Do you mean setting a variable as follows ? (this example uses ssreflect's set
)
From Coq Require Import ssreflect.
Goal forall n m p : nat, n = m + p.
Proof.
intros. (* Goal is n = m + p *)
set Z := (x in _ = x). (* Goal is n = Z *)
Yeah, this looks like what I want. Is there a way to do this without importing ssreflect? I guess it's not a big deal I'm just adhering to a certain style guide for the code i'm writing and idk if they'd want me importing these libraries, it's probably fine
yes of course:
Goal forall n m p : nat, n = m + p.
Proof.
intros. (* Goal is n = m + p *)
match goal with
| [ |- _ = ?x ] => set (Z := x)
end.
The match goal
construct has a strange syntax but allows to analyze both the goal and the hypothesis of your proof state.
Here I'm matching on the shape of the goal (so I put a pattern on the right of |-
), with top constructor =
. I disregard the left-hand side of =
with the wildcard _
and bind the right hand side to the variable x
with ?x
.
Ok. I'm getting the error [match_hyp] expected after '[' (in [match_context_rule])
Any ideas?
I'll take a look at the match goal documentation.
Without a look at your script, I don't really have a clue.
could this be an 8.13 vs 8.14 thing?
i'd gladly post my script but i don't see how anything in the surrounding code would interact with it.

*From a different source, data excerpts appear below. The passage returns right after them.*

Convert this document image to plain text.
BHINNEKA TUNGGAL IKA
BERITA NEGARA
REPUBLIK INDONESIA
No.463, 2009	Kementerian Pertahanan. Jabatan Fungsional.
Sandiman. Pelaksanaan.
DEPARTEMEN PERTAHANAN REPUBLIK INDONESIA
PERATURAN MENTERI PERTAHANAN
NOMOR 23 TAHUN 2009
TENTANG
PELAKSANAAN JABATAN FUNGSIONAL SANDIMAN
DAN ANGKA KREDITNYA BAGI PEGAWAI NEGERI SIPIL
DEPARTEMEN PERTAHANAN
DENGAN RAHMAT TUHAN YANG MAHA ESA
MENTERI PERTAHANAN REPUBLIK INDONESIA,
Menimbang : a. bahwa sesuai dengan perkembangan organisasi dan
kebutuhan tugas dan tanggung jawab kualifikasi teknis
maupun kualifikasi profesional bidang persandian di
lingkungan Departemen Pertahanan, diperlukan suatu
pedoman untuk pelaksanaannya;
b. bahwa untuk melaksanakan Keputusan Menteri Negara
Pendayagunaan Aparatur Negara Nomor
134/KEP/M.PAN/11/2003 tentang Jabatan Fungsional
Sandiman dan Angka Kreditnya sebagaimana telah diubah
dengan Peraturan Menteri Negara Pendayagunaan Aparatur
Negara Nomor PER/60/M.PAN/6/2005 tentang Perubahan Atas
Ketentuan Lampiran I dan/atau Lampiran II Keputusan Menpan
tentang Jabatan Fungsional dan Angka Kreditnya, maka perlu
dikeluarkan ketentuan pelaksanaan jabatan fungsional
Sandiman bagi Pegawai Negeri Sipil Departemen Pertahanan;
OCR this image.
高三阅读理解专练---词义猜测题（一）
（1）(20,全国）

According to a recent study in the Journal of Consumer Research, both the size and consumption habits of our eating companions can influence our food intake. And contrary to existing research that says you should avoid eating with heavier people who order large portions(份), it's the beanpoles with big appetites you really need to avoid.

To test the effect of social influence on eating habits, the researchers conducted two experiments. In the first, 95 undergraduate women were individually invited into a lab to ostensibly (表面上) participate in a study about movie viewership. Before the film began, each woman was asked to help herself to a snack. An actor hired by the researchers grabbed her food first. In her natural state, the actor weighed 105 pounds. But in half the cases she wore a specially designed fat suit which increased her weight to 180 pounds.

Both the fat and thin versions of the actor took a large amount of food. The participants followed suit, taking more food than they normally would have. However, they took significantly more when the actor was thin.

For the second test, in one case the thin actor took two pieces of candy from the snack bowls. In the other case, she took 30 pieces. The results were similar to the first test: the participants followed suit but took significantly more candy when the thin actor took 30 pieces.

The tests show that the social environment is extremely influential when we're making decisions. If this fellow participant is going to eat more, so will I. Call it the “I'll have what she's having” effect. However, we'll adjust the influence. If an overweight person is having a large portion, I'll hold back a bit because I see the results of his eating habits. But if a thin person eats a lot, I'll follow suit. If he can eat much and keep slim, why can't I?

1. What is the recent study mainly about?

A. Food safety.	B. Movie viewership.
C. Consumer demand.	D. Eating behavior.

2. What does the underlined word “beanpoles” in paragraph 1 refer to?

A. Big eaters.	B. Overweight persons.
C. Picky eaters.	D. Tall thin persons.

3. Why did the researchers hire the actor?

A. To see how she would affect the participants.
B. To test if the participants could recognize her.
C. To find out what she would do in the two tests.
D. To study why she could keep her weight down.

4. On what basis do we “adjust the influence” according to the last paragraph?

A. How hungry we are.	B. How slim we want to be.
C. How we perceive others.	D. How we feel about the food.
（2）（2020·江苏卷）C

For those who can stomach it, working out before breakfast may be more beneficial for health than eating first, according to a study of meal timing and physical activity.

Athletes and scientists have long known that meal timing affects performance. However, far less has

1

it’s unlikely to be about 8.14 vs 8.13, but it could be affected by syntax extensions from your dependencies; can you confirm that Kenji’s example works for you in an empty file? Does it still work after importing your dependencies? If not, it’s a syntax extension problem.
Thanks, i'll try it out
Forget it, lol, I restarted emacs/proof general and it works fine now.